What will ChatGPT and the next generation of AI tools mean for international education?
- ChatGPT is causing alarm in education circles as students flock to the chatbot for help in writing essays and acing exams
- Determining how much students have learned and how capable they are to move to a next educational level (or to a job) is becoming more difficult in this new era of AI
- AI tools are already being used to respond more quickly to student queries, especially at the early stages of the enrolment funnel
A new AI-powered chatbot, ChatGPT (from Silicon Valley start up OpenAI), is provoking heated debate within academic circles about how to handle the chatbot’s influence in the classroom and on exams.
ChatGPT responds to users’ queries by quickly searching massive databases – including datasets of real human conversations – to answer questions in a way that seems both eerily human and not at all human due to the speed at which the chatbot delivers results and answers.
An article in NPR sums up the reason for the commotion: “ChatGPT [has] superhuman abilities to solve math problems, churn out college essays, and write research papers.” In The Atlantic, English teacher Daniel Herman writes:
“The arrival of OpenAI’s ChatGPT, a programme that generates sophisticated text in response to any prompt you can imagine, may signal the end of writing assignments altogether—and maybe even the end of writing as a gatekeeper, a metric for intelligence, a teachable skill.”
Mr Herman says he has seen ChatGPT “draft a reasonable college essay, a cover letter to serve as a manager at Starbucks, and even an academic paper comparing two texts.”
New York Times writer Kevin Roose commented, “ChatGPT is, quite simply, the best artificial intelligence chatbot ever released to the general public.”
It may be incredible, but naturally people wonder if it is too incredible for humanity’s good. If it thinks for people, writes for people, and convinces people, what is left for humans to do but … plagiarise? Why would a student go to the extra effort of writing original thoughts if that student is time-pressed or otherwise overwhelmed?
The answer: many students will use ChatGPT to plagiarise, and many already are. Writing for Inside Higher Ed, Jeremy Weissman reports:
“A lecturer at an Australian university found that a fifth of her students had already used ChatGPT on their exams. Scores of Stanford University students reportedly used it on their fall 2022 final exams mere weeks after its release.”
What is to be done? Mr Weissman suggests a range of interventions that institutions should consider to cope with the issue – as coping is likely a more realistic strategy than any attempt to solve the problems unleashed by this accomplished chatbot.
These include designating an official AI task force at the institutional or even departmental level, banning technologies in classrooms (with some exceptions), relying more on in-class assignments, using Internet-disabled computers in classrooms, and more.
ChatGPT detectors are already in development, and these will be helpful to instructors faced with the problem of how to adapt their teaching and marking given the monumental disruption caused by ever-more sophisticated AI. But as Mr Weissman notes in his article (which relies on a COVID-19 metaphor for its impact):
“The efficacy rate of these GPT detectors may soon drop as a stronger mutation of the GPT virus emerges just around the corner: GPT-4—the Delta of GPT. And so the GPT detectors will be updated to protect against GPT-4, and the alphabet of GPT variants coming, but the efficacy may keep weakening, and the mutations will keep occurring. Unlike with COVID, the new variants of GPT will only keep getting stronger, even exponentially so.”
A powerful new tool for recruiters?
Sophisticated chatbots have already changed the way that schools and universities communicate with students, and they have been shown to boost conversion rates from 3% (without AI) to 8% (with it). In other words, if 3 of 100 students visiting an institutional website normally go on to enrol, AI can change that proportion to 7 or 8 who enrol as a result of visiting the website.

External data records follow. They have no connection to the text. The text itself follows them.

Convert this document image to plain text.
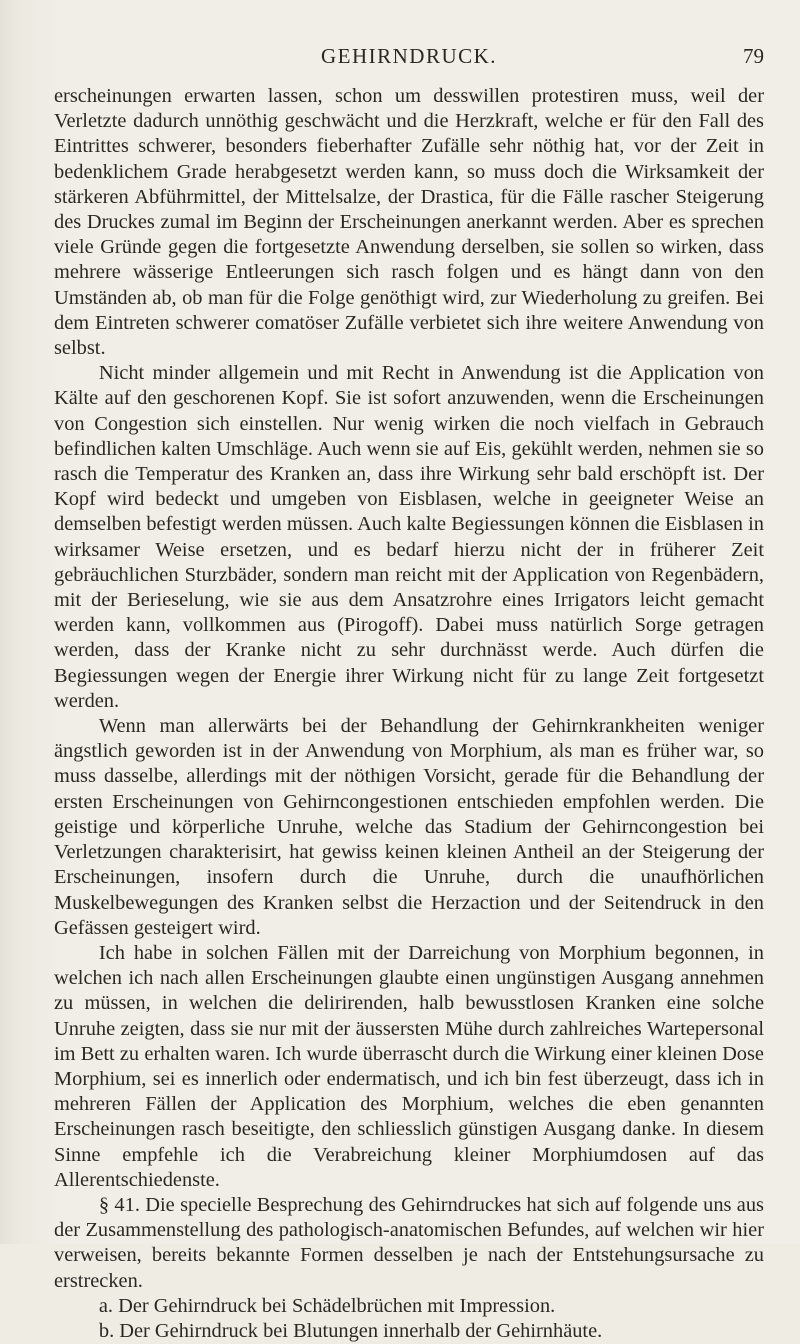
GEHIRNDRUCK.	79

erscheinungen erwarten lassen, schon um desswillen protestiren muss, weil der Verletzte dadurch unnöthig geschwächt und die Herzkraft, welche er für den Fall des Eintrittes schwerer, besonders fieberhafter Zufälle sehr nöthig hat, vor der Zeit in bedenklichem Grade herabgesetzt werden kann, so muss doch die Wirksamkeit der stärkeren Abführmittel, der Mittelsalze, der Drastica, für die Fälle rascher Steigerung des Druckes zumal im Beginn der Erscheinungen anerkannt werden. Aber es sprechen viele Gründe gegen die fortgesetzte Anwendung derselben, sie sollen so wirken, dass mehrere wässerige Entleerungen sich rasch folgen und es hängt dann von den Umständen ab, ob man für die Folge genöthigt wird, zur Wiederholung zu greifen. Bei dem Eintreten schwerer comatöser Zufälle verbietet sich ihre weitere Anwendung von selbst.

Nicht minder allgemein und mit Recht in Anwendung ist die Application von Kälte auf den geschorenen Kopf. Sie ist sofort anzuwenden, wenn die Erscheinungen von Congestion sich einstellen. Nur wenig wirken die noch vielfach in Gebrauch befindlichen kalten Umschläge. Auch wenn sie auf Eis, gekühlt werden, nehmen sie so rasch die Temperatur des Kranken an, dass ihre Wirkung sehr bald erschöpft ist. Der Kopf wird bedeckt und umgeben von Eisblasen, welche in geeigneter Weise an demselben befestigt werden müssen. Auch kalte Begiessungen können die Eisblasen in wirksamer Weise ersetzen, und es bedarf hierzu nicht der in früherer Zeit gebräuchlichen Sturzbäder, sondern man reicht mit der Application von Regenbädern, mit der Berieselung, wie sie aus dem Ansatzrohre eines Irrigators leicht gemacht werden kann, vollkommen aus (Pirogoff). Dabei muss natürlich Sorge getragen werden, dass der Kranke nicht zu sehr durchnässt werde. Auch dürfen die Begiessungen wegen der Energie ihrer Wirkung nicht für zu lange Zeit fortgesetzt werden.

Wenn man allerwärts bei der Behandlung der Gehirnkrankheiten weniger ängstlich geworden ist in der Anwendung von Morphium, als man es früher war, so muss dasselbe, allerdings mit der nöthigen Vorsicht, gerade für die Behandlung der ersten Erscheinungen von Gehirncongestionen entschieden empfohlen werden. Die geistige und körperliche Unruhe, welche das Stadium der Gehirncongestion bei Verletzungen charakterisirt, hat gewiss keinen kleinen Antheil an der Steigerung der Erscheinungen, insofern durch die Unruhe, durch die unaufhörlichen Muskelbewegungen des Kranken selbst die Herzaction und der Seitendruck in den Gefässen gesteigert wird.

Ich habe in solchen Fällen mit der Darreichung von Morphium begonnen, in welchen ich nach allen Erscheinungen glaubte einen ungünstigen Ausgang annehmen zu müssen, in welchen die delirirenden, halb bewusstlosen Kranken eine solche Unruhe zeigten, dass sie nur mit der äussersten Mühe durch zahlreiches Wartepersonal im Bett zu erhalten waren. Ich wurde überrascht durch die Wirkung einer kleinen Dose Morphium, sei es innerlich oder endermatisch, und ich bin fest überzeugt, dass ich in mehreren Fällen der Application des Morphium, welches die eben genannten Erscheinungen rasch beseitigte, den schliesslich günstigen Ausgang danke. In diesem Sinne empfehle ich die Verabreichung kleiner Morphiumdosen auf das Allerentschiedenste.

§ 41. Die specielle Besprechung des Gehirndruckes hat sich auf folgende uns aus der Zusammenstellung des pathologisch-anatomischen Befundes, auf welchen wir hier verweisen, bereits bekannte Formen desselben je nach der Entstehungsursache zu erstrecken.

a. Der Gehirndruck bei Schädelbrüchen mit Impression.

b. Der Gehirndruck bei Blutungen innerhalb der Gehirnhäute.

Some schools are using AI-supported admissions processes that crunch vast amounts of data to help admissions staff identify and focus on the candidates that are best fitted to the institution or school in question. And “best fit” in this sense can include sweeping considerations around not only which students are most likely to be successfully admitted, but also those that are most likely to secure a study visa, graduate, and even have a successful career after their studies.
Data show that this further application of AI can result in a higher graduation rate for AI-supported institutions (from 68% for “non-AI” institutions to 78% for those using AI tools).
It's reasonable to imagine that the emergence of more sophisticated AI tools such as ChatGPT may now open the door to improved machine learning-assisted student services, including greater responsiveness and effectiveness in responding to student queries.
Paradoxically, the sophistication and prevalence of AI may also lead to a greater need for technology-free assessment tools (e.g., in-person interviews) to discern whether students’ true capabilities match up with their grades and writing submissions.